Tell us about any meaningful connections you made at a YIM.
It was wonderful to connect with Smita Jain the then Executive Director of IndiaBioscience at the 10th anniversary of YIM in Trivandrum. We hit it off, and together we even took on a sexist attendee who was exhibiting inappropriate behaviour at the meeting. That was actually a monumental YIM…
Describe for us one YIM session that made a strong impression on you?
It has to be the one at the 10th anniversary YIM in 2018. On the first day, I happened to have lunch with two amazing women. Both had dealt with sexual harassment and had stood up to their harassers. Speaking to them made me realise how difficult it is to discuss this topic with scientists. I asked the organisers to include a last-minute session. I made a presentation titled ’10 Steps to Sexual Harassment’ which described how small annoying actions and events escalate into something bigger. I spoke on behalf of these women, with their permission, bringing out their lived experiences.
The community has done a disservice to these young people who have spunk, courage and scientific brilliance. We can’t lose them but sadly, we often do. At the end of the session both the women, who had agreed to be identified, got a standing ovation from the audience. Later, I teamed up with LS Shashidhara, one of the co-organisers who had been extremely supportive of this event, to write a “meeting report” for Current Science entitled “Gender-sensitisation in Indian science: attitudes and action items” This report was signed by participants of the 2018 YIM from 47 different institutions.
If you could pick the brain of any scientist from the past, who would it be and what would you ask them?
Lilavati. She is supposed to have been the mathematician Bhaskara’s daughter and he named his treatise after her. There are stories about how she never got married because of a legend involving a pearl. We also hear about the couplets her father wrote to teach her the Pythagoras theorem. But what was her life like? She lived in a different era where girls were only supposed to get married, but that’s the only thing we know about her. What were her hopes and dreams? I would like to ask her that.
If you could add one programme to the next YIM schedule, what would it be?
A session on the responsibility of mentorship — maybe a workshop or role plays. We shouldn’t wait to learn how to be mentors.
While thinking about one’s own future research plans, young investigators should also ask ‘Where can I make the best contribution to the community I will work in?’
That is what is going to make their life rewarding down the road, not merely salaries and grants. If you’re going to take a job like this, it is really about how you train the next generation.
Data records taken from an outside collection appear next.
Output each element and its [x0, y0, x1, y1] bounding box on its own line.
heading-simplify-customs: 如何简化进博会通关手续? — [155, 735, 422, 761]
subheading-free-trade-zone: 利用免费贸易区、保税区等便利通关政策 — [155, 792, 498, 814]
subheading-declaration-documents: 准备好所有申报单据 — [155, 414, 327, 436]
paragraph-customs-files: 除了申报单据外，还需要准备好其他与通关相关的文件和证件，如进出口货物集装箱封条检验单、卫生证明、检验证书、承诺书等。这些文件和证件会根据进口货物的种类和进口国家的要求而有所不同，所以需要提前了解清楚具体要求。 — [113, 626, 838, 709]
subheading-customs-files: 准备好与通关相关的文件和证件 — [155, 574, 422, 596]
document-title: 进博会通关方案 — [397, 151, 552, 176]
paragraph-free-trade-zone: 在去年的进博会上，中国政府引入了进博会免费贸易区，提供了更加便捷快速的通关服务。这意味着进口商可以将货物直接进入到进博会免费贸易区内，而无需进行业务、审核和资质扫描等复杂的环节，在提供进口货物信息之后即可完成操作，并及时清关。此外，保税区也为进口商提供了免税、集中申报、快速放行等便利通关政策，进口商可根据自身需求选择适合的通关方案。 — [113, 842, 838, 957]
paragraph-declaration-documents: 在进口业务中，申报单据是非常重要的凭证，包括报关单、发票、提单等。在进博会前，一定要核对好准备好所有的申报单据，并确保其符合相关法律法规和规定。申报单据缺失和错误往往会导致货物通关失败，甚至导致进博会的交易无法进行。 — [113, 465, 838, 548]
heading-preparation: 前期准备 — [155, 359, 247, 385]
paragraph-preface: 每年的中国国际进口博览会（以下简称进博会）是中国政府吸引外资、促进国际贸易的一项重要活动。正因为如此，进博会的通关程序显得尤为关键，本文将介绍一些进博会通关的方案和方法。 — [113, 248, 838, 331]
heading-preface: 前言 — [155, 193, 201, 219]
What message would you like to pass to someone who is attending their first YIM in 2024?
I find that when a Principal Investigator (PI) starts, they are naturally and understandably very focused on setting up. If you don’t set up quickly, you’re dead. It consumes their attention, their time, their focus. There’s so much to deal with, right? But I think there’s always room to know that now you have somebody else’s life under your mentorship, and it’s never too early to learn how to do it well. Remember, that you will have incredible power to impact the lives of a lot of bright young people. And that is actually where your contribution will be.